One of the factors the Court should consider is whether it would later be required to set aside the default. See 10 C. WRIGHT & A. MILLER, FEDERAL PRACTICE AND PROCEDURE § 2685 at 427; see also FED. R. CIV. P. 55. That consideration is particularly relevant here because TUL has failed to state a viable claim for relief. TUL's counterclaim is based on plaintiffs' alleged negligent failure to comply with Federal Rule 11 and Texas Rule 13. The Court is unaware of any authority supporting a separate and independent cause of action for negligence under these circumstances. Indeed, this claim undermines the basic premise of the sanctions rules. These rules were enacted to protect the integrity of the judicial system. Business Guides, Inc. v. Chromatic Communications Enterprises, Inc., 498 U.S. 533, 553, 111 S.Ct. 922, 934, 112 L.Ed.2d 1140 (1991); Estate of Calloway v. Marvel Entertainment Group, 9 F.3d 237, 241 (2d Cir. 1993), cert. denied, 511 U.S. 1081, 114 S.Ct. 1829, 128 L.Ed.2d 459 (1994). They do "not create an entitlement in adverse parties to compensatory damages or attorney's fees." Estate of Calloway, 9 F.3d at 241, citing Cooter & Gell v. Hartmarx Corp., 496 U.S. 384, 409, 110 S.Ct. 2447, 2462, 110 L.Ed.2d 359 (1990). The Court therefore finds that there is no cause of action for negligence based on a violation of Federal Rule 11 or Texas Rule 13. Granting a default judgment as to this non-existent claim would be an exercise in futility. Accordingly, TUL's motion is denied.
IV.
CONCLUSION
Defendants' motions for sanctions under Rule 11 of the Federal Rules of Civil Procedure are denied. The Bundren defendants' and TUL's motions for sanctions under Rule 13 of the Texas Rules of Civil Procedure are denied. TUL's motion for default judgment is denied.
SO ORDERED.
NOTES
[1] The "Bundren defendants" are: (1) Rescue America; (2) Society of Unborn Child Killers; (3) Marilyn Farinholt; (4) David Case; (5) Debra Case; (6) L.V. Spurlock; (7) Brenda Carol Spurlock; (8) Cynthia Brown; (9) Nicholas J. Wurth; (10) John Wesley Thompson; (11) Reginald Harris; (12) Gregory John Hawley; (13) Ronald Zajac; (14) Dale Rasche; (15) Ilene Elizabeth Coventry; (16) James M. Fennel, Jr.; (17) David Hall; (18) Phyllis Hall; (19) Carol Hogan; (20) Jonathan E. Hodges; and (21) Marco Antonio Medina, Sr.
[2] The "Rogers defendants" are: (1) Richard Blinn; (2) Laura Tellier; (3) Joann Blinn; (4) Kevin Scott Capper; and (5) Carla Michele.
[3] Plaintiffs originally filed suit in state court.
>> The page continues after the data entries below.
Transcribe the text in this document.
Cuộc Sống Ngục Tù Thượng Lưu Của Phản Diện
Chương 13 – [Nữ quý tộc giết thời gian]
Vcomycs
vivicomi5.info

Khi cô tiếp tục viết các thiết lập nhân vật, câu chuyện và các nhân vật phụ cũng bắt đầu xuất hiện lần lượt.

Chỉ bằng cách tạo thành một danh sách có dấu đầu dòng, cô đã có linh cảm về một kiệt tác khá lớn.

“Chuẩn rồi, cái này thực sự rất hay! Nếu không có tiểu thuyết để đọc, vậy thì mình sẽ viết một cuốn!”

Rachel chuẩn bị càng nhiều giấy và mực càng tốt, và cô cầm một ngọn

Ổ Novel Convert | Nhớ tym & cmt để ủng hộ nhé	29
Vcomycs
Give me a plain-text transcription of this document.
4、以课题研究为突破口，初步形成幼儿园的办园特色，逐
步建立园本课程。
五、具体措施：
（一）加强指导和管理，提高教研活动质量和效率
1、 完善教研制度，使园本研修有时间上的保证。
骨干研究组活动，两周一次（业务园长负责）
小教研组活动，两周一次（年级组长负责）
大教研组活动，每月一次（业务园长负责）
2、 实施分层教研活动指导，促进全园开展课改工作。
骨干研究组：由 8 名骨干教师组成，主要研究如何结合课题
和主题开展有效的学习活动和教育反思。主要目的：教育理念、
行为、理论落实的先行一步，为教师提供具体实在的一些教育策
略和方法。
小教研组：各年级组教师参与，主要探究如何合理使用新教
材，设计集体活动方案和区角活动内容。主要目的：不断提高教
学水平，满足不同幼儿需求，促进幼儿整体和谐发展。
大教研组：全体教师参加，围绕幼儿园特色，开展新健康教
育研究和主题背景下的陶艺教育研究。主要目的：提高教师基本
Defendants removed the case to federal court on May 17, 1994.
[4] Rule 4.02 of the Texas Disciplinary Rules of Professional Conduct provides that "a lawyer shall not communicate or encourage another to communicate about the subject matter of the representation with a person, organization or entity of government the lawyer knows to be represented by another lawyer ..." TEX DISCIPLINARY R. PROF. CONDUCT 4.02(a), reprinted in TEX. GOV'T CODE ANN. tit. 2, subtit. G app. (Vernon Supp.1997). It is not clear whether TUL was represented by counsel before suit was filed. In any event, Turley believed that she was precluded from contacting the organization under this disciplinary rule.